Lebendige Dichte oder unangenehme Enge? Das ist auch eine Frage der Wahrnehmung. Und genau hier, bei der Wahrnehmung, setzt das alte Konzept der Borrowed Landscapes aus der asiatischen und englischen Gartengestaltung an: Es erweitert den Horizont, lenkt den Blick gezielt auf die weitere Umgebung. Es lässt den Garten als Teil der umgebenden (Stadt-)Landschaft erscheinen. Fliessende Übergänge statt harter Grenzen, Sichtbezüge zu einem Baum, Aussichtspunkt – oder Gebäude – in der Umgebung, eine Artenwahl und räumliche Staffelung der Pflanzen, die Bezüge nach aussen sucht: All das vermittelt Zugehörigkeit zum grösseren Ganzen – und suggeriert damit auch auf kleinem Raum Weite.
Für das «Wäsmeli» haben wir diese Prinzipien der Gartengestaltung auf den Kontext eines Schweizer Stadtquartiers übertragen. Wo früher eine grosse Grünfläche lag, entstand zwischen der ergänzten, nun recht dichten Bebauung eine Abfolge kleinerer Freiräume und Grünflächen, die nahtlos ineinander und in die Freiräume der Nachbarschaft übergehen und dank der quartiertypischen «Schlupfwege» allseits zugänglich sind. Auch kleinste Restflächen wirken so dank ihrer Verbindung mit dem Umfeld nicht wie Abstandsgrün, sondern sind vielmehr ökologisch und ästhetisch wertvolle Übergangsräume – je nach Perspektive Vordergrund oder Hintergrund in einer spannungsvollen Raumfolge. Alt und Neu, Baukörper und Pflanzen, gegensätzliche Elemente vom Quartierplatz über die Holzbarracke in der spärlich bewachsenen Kiesfläche bis zum gründerzeitlichen Villengarten des Pfarrhauses verbinden sich selbstverständlich zu einer zusammenhängenden, zugänglichen "Quartierlandschaft".

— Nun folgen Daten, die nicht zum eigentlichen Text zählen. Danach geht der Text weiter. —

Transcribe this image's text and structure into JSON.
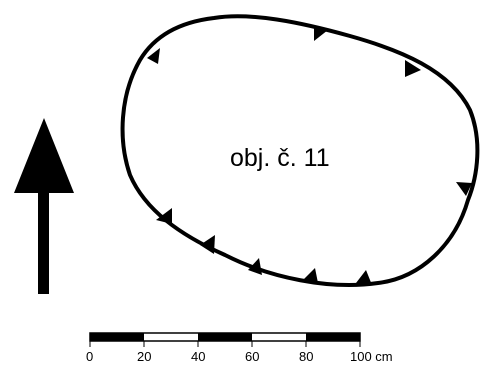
{
  "feature": {
    "label": "obj. č. 11"
  },
  "scale_bar": {
    "ticks": [
      "0",
      "20",
      "40",
      "60",
      "80",
      "100 cm"
    ]
  },
  "colors": {
    "ink": "#000000",
    "background": "#ffffff"
  },
  "icons": {
    "north_arrow": "north-arrow-icon"
  }
}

Der Wäsmeliplatz ist Treffpunkt und repräsentativer Vorplatz des Quartierzentrums. Selbstverständlich wenden sich die Eingänge der Geschäfte im Neubau diesem Platz zu. Er reiht sich in die Perlenkette der vielen kleinen Platzaufweitungen an den Strassenkreuzungen im Quartier ein. Die neue "Wäsmeli-Eiche", die den beliebten alten Baum ersetzt hat, markiert weithin sichtbar das neue Zentrum mit seinen verborgenen Freiraum-Juwelen, die sich schon am Platz mit Wegen und Blickbezügen ankündigen.

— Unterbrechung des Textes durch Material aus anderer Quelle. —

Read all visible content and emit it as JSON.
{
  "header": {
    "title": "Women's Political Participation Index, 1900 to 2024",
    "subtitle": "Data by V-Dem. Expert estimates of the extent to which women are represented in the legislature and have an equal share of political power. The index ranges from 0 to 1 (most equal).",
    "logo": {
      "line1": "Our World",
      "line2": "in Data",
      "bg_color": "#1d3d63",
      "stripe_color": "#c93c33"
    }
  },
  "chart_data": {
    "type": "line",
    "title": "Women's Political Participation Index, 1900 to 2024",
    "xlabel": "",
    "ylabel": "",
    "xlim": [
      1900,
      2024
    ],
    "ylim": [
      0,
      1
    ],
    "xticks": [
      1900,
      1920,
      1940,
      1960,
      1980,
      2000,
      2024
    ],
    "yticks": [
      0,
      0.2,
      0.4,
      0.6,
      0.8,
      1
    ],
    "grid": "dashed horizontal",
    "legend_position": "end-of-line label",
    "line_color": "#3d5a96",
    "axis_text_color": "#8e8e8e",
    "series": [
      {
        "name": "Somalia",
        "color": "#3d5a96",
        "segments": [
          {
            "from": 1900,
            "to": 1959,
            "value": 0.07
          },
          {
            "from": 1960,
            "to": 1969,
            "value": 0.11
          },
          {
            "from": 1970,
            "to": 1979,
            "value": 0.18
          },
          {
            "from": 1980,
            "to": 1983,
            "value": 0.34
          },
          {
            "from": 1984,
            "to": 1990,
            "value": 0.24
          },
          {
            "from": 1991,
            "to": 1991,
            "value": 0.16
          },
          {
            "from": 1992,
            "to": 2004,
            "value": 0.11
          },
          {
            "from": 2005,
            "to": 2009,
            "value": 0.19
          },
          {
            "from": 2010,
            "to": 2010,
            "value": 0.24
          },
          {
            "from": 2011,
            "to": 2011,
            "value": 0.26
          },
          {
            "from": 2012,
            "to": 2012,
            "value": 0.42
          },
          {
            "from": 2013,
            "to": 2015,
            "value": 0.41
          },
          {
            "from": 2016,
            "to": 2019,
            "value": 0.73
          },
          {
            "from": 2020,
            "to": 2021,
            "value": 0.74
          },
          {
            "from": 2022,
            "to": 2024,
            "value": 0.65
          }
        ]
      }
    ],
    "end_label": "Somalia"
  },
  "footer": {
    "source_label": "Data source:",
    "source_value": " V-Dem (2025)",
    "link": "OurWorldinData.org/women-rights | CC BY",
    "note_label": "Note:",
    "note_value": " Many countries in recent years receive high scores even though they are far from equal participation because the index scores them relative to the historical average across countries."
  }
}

Grüne Vorzonen flankieren den Neubau beidseits. Die schmalen Streifen fassen nicht nur die Alterswohnungen in einen Pflanzensaum, sondern sind auch wichtige Bindeglieder zum Umfeld: Auf der Strassenseite nimmt die üppige, artenreiche Bepflanzung mit höhengestaffelten Blütensträuchern und Stauden Bezug zum hinter dem Pfadiheim anschliessenden Pfarrgarten. Auf Quartierseite kündigen Blumenwiesen das kleine öffentliche Pärklein in den Tiefen des Areals an: eine von einem alten Zypressenkreis gefasste Wiese mit Sitzgelegenheiten, die ehemals Teil des Pfarrgarten war, doch nun der Allgemeinheit zur Verfügung steht, während der gebäudenahe Teil des Pfarrgartens privat bleibt und den Nimbus des Pfarrhauses aufrechterhält.

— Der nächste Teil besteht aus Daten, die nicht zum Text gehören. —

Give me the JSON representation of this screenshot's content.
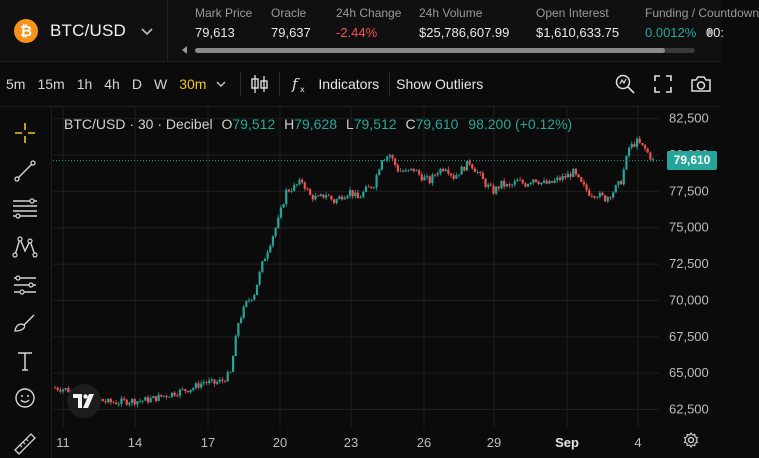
{
  "header": {
    "pair": "BTC/USD",
    "logo_glyph": "₿",
    "stats": [
      {
        "label": "Mark Price",
        "value": "79,613",
        "tone": "neutral"
      },
      {
        "label": "Oracle",
        "value": "79,637",
        "tone": "neutral"
      },
      {
        "label": "24h Change",
        "value": "-2.44%",
        "tone": "negative"
      },
      {
        "label": "24h Volume",
        "value": "$25,786,607.99",
        "tone": "neutral"
      },
      {
        "label": "Open Interest",
        "value": "$1,610,633.75",
        "tone": "neutral"
      },
      {
        "label": "Funding / Countdown",
        "value": "0.0012%",
        "value2": "00:",
        "tone": "positive"
      }
    ]
  },
  "toolbar": {
    "timeframes": [
      "5m",
      "15m",
      "1h",
      "4h",
      "D",
      "W",
      "30m"
    ],
    "active_timeframe": "30m",
    "indicators_label": "Indicators",
    "outliers_label": "Show Outliers"
  },
  "legend": {
    "symbol": "BTC/USD · 30 · Decibel",
    "open_key": "O",
    "open": "79,512",
    "high_key": "H",
    "high": "79,628",
    "low_key": "L",
    "low": "79,512",
    "close_key": "C",
    "close": "79,610",
    "change": "98.200 (+0.12%)"
  },
  "last_price_label": "79,610",
  "colors": {
    "up": "#26a69a",
    "down": "#ef5350",
    "accent": "#f0c419",
    "grid": "#1f1f1f"
  },
  "chart_data": {
    "type": "candlestick",
    "title": "BTC/USD · 30 · Decibel",
    "x_ticks": [
      "11",
      "14",
      "17",
      "20",
      "23",
      "26",
      "29",
      "Sep",
      "4"
    ],
    "y_ticks": [
      "82,500",
      "80,000",
      "77,500",
      "75,000",
      "72,500",
      "70,000",
      "67,500",
      "65,000",
      "62,500"
    ],
    "ylim": [
      61300,
      83300
    ],
    "last_price": 79610,
    "series": [
      {
        "name": "BTC/USD",
        "close_path": [
          [
            0,
            64000
          ],
          [
            4,
            63900
          ],
          [
            8,
            63600
          ],
          [
            12,
            63400
          ],
          [
            16,
            63200
          ],
          [
            20,
            63000
          ],
          [
            24,
            63000
          ],
          [
            28,
            63100
          ],
          [
            32,
            63100
          ],
          [
            36,
            63200
          ],
          [
            40,
            63400
          ],
          [
            44,
            63600
          ],
          [
            48,
            63800
          ],
          [
            52,
            64000
          ],
          [
            56,
            64400
          ],
          [
            60,
            64300
          ],
          [
            63,
            64500
          ],
          [
            66,
            65000
          ],
          [
            69,
            68500
          ],
          [
            72,
            69800
          ],
          [
            75,
            70500
          ],
          [
            78,
            72500
          ],
          [
            81,
            74000
          ],
          [
            84,
            75500
          ],
          [
            87,
            77500
          ],
          [
            90,
            77800
          ],
          [
            93,
            78200
          ],
          [
            96,
            77200
          ],
          [
            99,
            77000
          ],
          [
            102,
            77300
          ],
          [
            105,
            76800
          ],
          [
            108,
            77200
          ],
          [
            111,
            77500
          ],
          [
            114,
            77000
          ],
          [
            117,
            77600
          ],
          [
            120,
            78000
          ],
          [
            123,
            79800
          ],
          [
            126,
            80000
          ],
          [
            129,
            79000
          ],
          [
            132,
            78800
          ],
          [
            135,
            79000
          ],
          [
            138,
            78500
          ],
          [
            141,
            78200
          ],
          [
            144,
            78900
          ],
          [
            147,
            79200
          ],
          [
            150,
            78500
          ],
          [
            153,
            79000
          ],
          [
            156,
            79500
          ],
          [
            159,
            78800
          ],
          [
            162,
            78000
          ],
          [
            165,
            77500
          ],
          [
            168,
            78000
          ],
          [
            171,
            77800
          ],
          [
            174,
            78200
          ],
          [
            177,
            78000
          ],
          [
            180,
            78400
          ],
          [
            183,
            78100
          ],
          [
            186,
            78000
          ],
          [
            189,
            78300
          ],
          [
            192,
            78500
          ],
          [
            195,
            78800
          ],
          [
            198,
            78000
          ],
          [
            201,
            77400
          ],
          [
            204,
            77300
          ],
          [
            207,
            77000
          ],
          [
            210,
            77500
          ],
          [
            213,
            78200
          ],
          [
            216,
            80500
          ],
          [
            219,
            80900
          ],
          [
            222,
            80400
          ],
          [
            225,
            79610
          ]
        ]
      }
    ]
  }
}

Zwischen dem kleinen Park, dem alten Pfarrgarten und dem Neubau mit den Alterswohnungen gelegen, erhielt das alte Pfadiheim eine neue Rolle im Gesamtgefüge: Der Holzbau und die sie umgebende, ruderal bewachsene Kiesfläche bilden nicht nur das gesellige Herz des Areals, sie sind auch Dreh- und Angelpunkt der Fussgängerdurchwegung. Und nicht zuletzt Mittlerin zwischen zwei Welten: Auf der einen Seite die Gründerzeitvilla mit alten Bäumen und der typischen Gartenpflanzenwelt dieser Zeit, auf der anderen das neue Wohnhaus mit der roten Klinkerfassade und den schmalen Grünstreifen. Aus Sicht des Villengartens wird der Holzbau gleichsam zum Gartenpavillon – in Richtung Wohnhaus zur räumlichen Fassung eines gemeinsamen Vorplatzes.
Die Alterswohnungen mit ihren Arkaden orientieren sich zum ruhigen, gemeinschaftlichen Innenhof mit seiner üppigen Fassadenbegrünung, die nicht nur die Privatsphäre der Wohnungen schützt, sondern auch Atmosphäre und Kühlung in den Hof bringt. Pflanzgefässe und Rankgerüste sind ein integraler Entwurf aus einem Guss, doch die eigentliche Raffinesse dieser Lösung ist unsichtbar: Eine Rinne sammelt das Meteorwasser des unterkellerten Hofs und verbindet den Grund aller Pflanzgefässe zu einem grossen, zusammenhängenden Wasserreservoir, das zugleich der Versorgung der Pflanzen und der Drainage des Hofs dient.
Das neue Gemeinschaftszentrum sollte ein Gewinn für alle werden. Doch die Anwohnerschaft wehrte sich gegen die hierfür nötige Fällung der 40 Jahre alten, 14 Meter hohen "Wäsmeli-Eiche". Der hochgeschätzte Baum drohte das mit viel Gemeinsinn konzipierte Bauvorhaben zu kippen. Offene Kommunikation, eine umsichtige Planung und Realersatz für den beliebten Baum brachten die Lösung – und dem Projekt und dem Quartier eine 14 Meter hohe, neue Quartiereiche anstelle des alten Baums.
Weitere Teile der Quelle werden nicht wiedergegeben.